Elle m'aima, et parfois
moi aussi je l'ai aimée.
Comment ne pas aimer
ses grands yeux fixes.
Je peux écrire les vers
les plus tristes cette nuit.
Penser que je ne l'ai pas.
Se désoler de l'avoir perdue.
Entendre la nuit immense,
et plus immense sans elle.
Et le vers tombe dans l'âme
comme la rosée dans l'herbe.
Qu'importe que mon amour
n'ait pas pu la retenir.
La nuit est pleine d'étoiles,
elle n'est pas avec moi.
Voilà tout.

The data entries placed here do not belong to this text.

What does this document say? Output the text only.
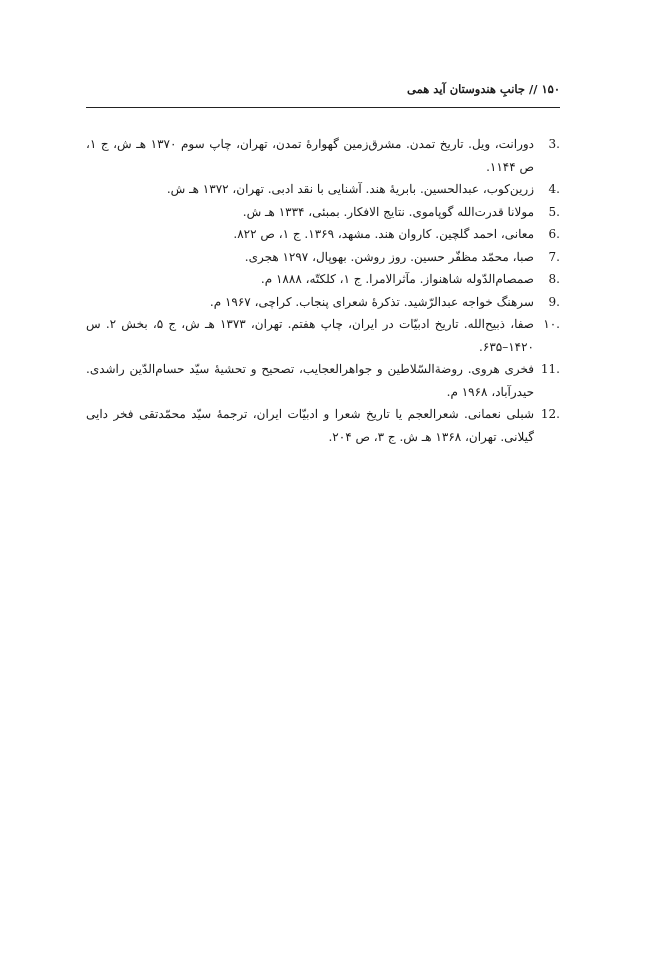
۱۵۰ // جانبِ هندوستان آید همی
.3
دورانت، ویل. تاریخ تمدن. مشرق‌زمین گهوارهٔ تمدن، تهران، چاپ سوم ۱۳۷۰ هـ ش، ج ۱، ص ۱۱۴۴.
.4
زرین‌کوب، عبدالحسین. بابریهٔ هند. آشنایی با نقد ادبی. تهران، ۱۳۷۲ هـ ش.
.5
مولانا قدرت‌الله گوپاموی. نتایج الافکار. بمبئی، ۱۳۳۴ هـ ش.
.6
معانی، احمد گلچین. کاروان هند. مشهد، ۱۳۶۹. ج ۱، ص ۸۲۲.
.7
صبا، محمّد مظفّر حسین. روز روشن. بهوپال، ۱۲۹۷ هجری.
.8
صمصام‌الدّوله شاهنواز. مآثرالامرا. ج ۱، کلکتّه، ۱۸۸۸ م.
.9
سرهنگ خواجه عبدالرّشید. تذکرهٔ شعرای پنجاب. کراچی، ۱۹۶۷ م.
.۱۰
صفا، ذبیح‌الله. تاریخ ادبیّات در ایران، چاپ هفتم. تهران، ۱۳۷۳ هـ ش، ج ۵، بخش ۲. س ۱۴۲۰–۶۳۵.
.11
فخری هروی. روضة‌السّلاطین و جواهرالعجایب، تصحیح و تحشیهٔ سیّد حسام‌الدّین راشدی. حیدرآباد، ۱۹۶۸ م.
.12
شبلی نعمانی. شعرالعجم یا تاریخ شعرا و ادبیّات ایران، ترجمهٔ سیّد محمّدتقی فخر دایی گیلانی. تهران، ۱۳۶۸ هـ ش. ج ۳، ص ۲۰۴.
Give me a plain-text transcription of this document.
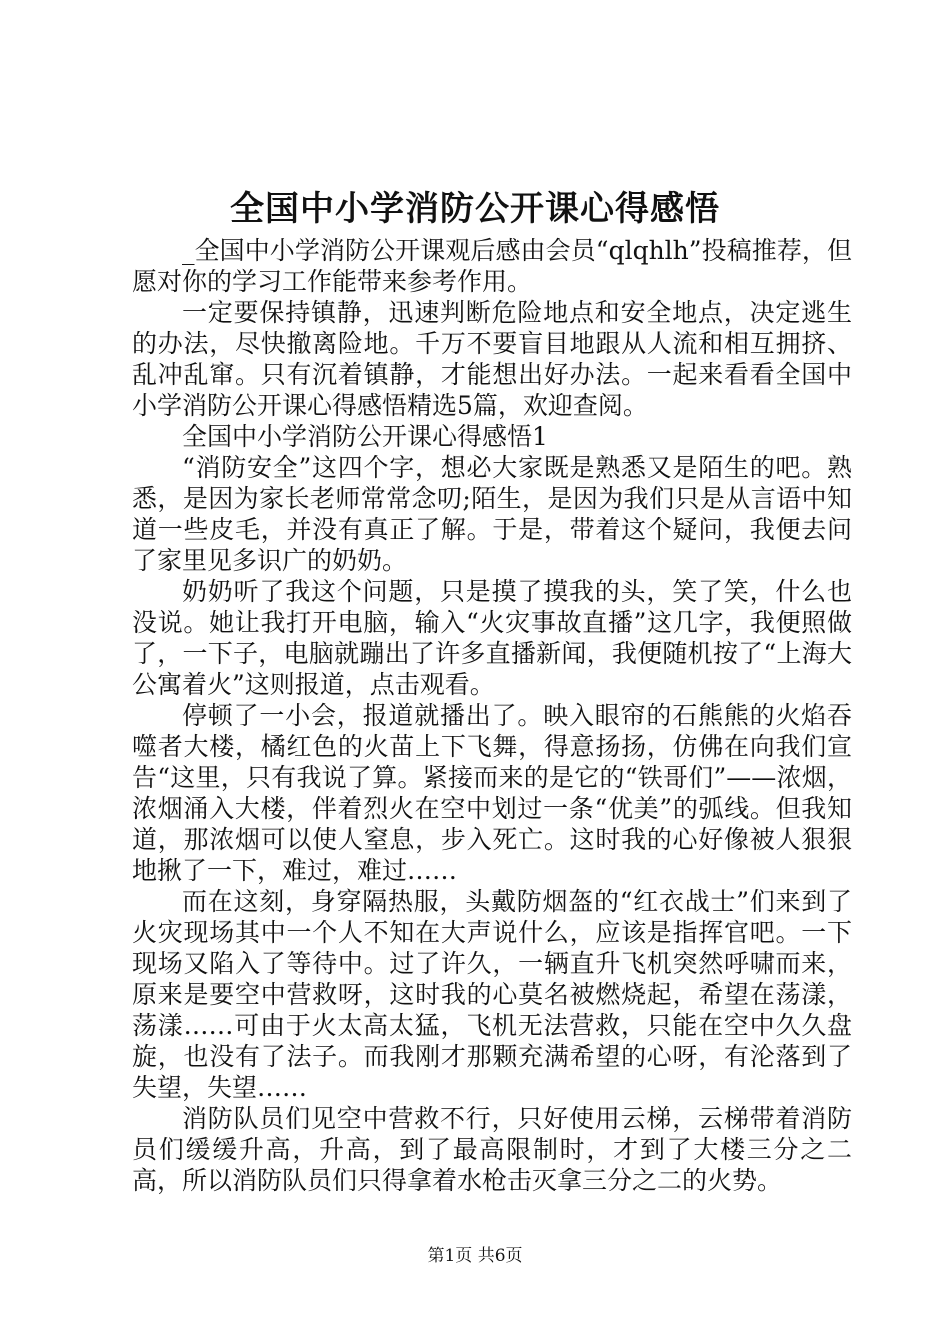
全国中小学消防公开课心得感悟

_全国中小学消防公开课观后感由会员“qlqhlh”投稿推荐，但愿对你的学习工作能带来参考作用。

一定要保持镇静，迅速判断危险地点和安全地点，决定逃生的办法，尽快撤离险地。千万不要盲目地跟从人流和相互拥挤、乱冲乱窜。只有沉着镇静，才能想出好办法。一起来看看全国中小学消防公开课心得感悟精选5篇，欢迎查阅。

全国中小学消防公开课心得感悟1

“消防安全”这四个字，想必大家既是熟悉又是陌生的吧。熟悉，是因为家长老师常常念叨;陌生，是因为我们只是从言语中知道一些皮毛，并没有真正了解。于是，带着这个疑问，我便去问了家里见多识广的奶奶。

奶奶听了我这个问题，只是摸了摸我的头，笑了笑，什么也没说。她让我打开电脑，输入“火灾事故直播”这几字，我便照做了，一下子，电脑就蹦出了许多直播新闻，我便随机按了“上海大公寓着火”这则报道，点击观看。

停顿了一小会，报道就播出了。映入眼帘的石熊熊的火焰吞噬者大楼，橘红色的火苗上下飞舞，得意扬扬，仿佛在向我们宣告“这里，只有我说了算。紧接而来的是它的“铁哥们”——浓烟，浓烟涌入大楼，伴着烈火在空中划过一条“优美”的弧线。但我知道，那浓烟可以使人窒息，步入死亡。这时我的心好像被人狠狠地揪了一下，难过，难过……

而在这刻，身穿隔热服，头戴防烟盔的“红衣战士”们来到了火灾现场其中一个人不知在大声说什么，应该是指挥官吧。一下现场又陷入了等待中。过了许久，一辆直升飞机突然呼啸而来，原来是要空中营救呀，这时我的心莫名被燃烧起，希望在荡漾，荡漾……可由于火太高太猛，飞机无法营救，只能在空中久久盘旋，也没有了法子。而我刚才那颗充满希望的心呀，有沦落到了失望，失望……

消防队员们见空中营救不行，只好使用云梯，云梯带着消防员们缓缓升高，升高，到了最高限制时，才到了大楼三分之二高，所以消防队员们只得拿着水枪击灭拿三分之二的火势。

第1页 共6页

Au loin quelqu'un chante.
C'est au loin.
Et mon âme est mécontente
de l'avoir perdue.
Comme pour me rapprocher d'elle
mon regard la cherche.
Mon c½ur la cherche et elle,
elle n'est pas avec moi.
Une nuit identique
blanchit les mêmes arbres.
Nous autres, ceux d'alors,
nous ne sommes déjà plus les mêmes.
Je ne l'aime plus, c'est clair,
mais combien je l'aimais.
Ma voix cherchait le vent
pour aller à son oreille.
À un autre. Elle sera à un autre.
Comme avant mes baisers.
Sa voix, son corps clair.
Ses yeux infinis.
Je ne l'aime plus, c'est clair,
mais, peut-être je l'aime.
C'est si court l'amour
et si long l'oubli.
Parce que dans des nuits pareilles,
je l'avais entre mes bras
et mon âme est malheureuse
de l'avoir perdue.
Même si cette douleur est la
dernière par elle
et que ceci soient les derniers vers
que j'écrive pour elle.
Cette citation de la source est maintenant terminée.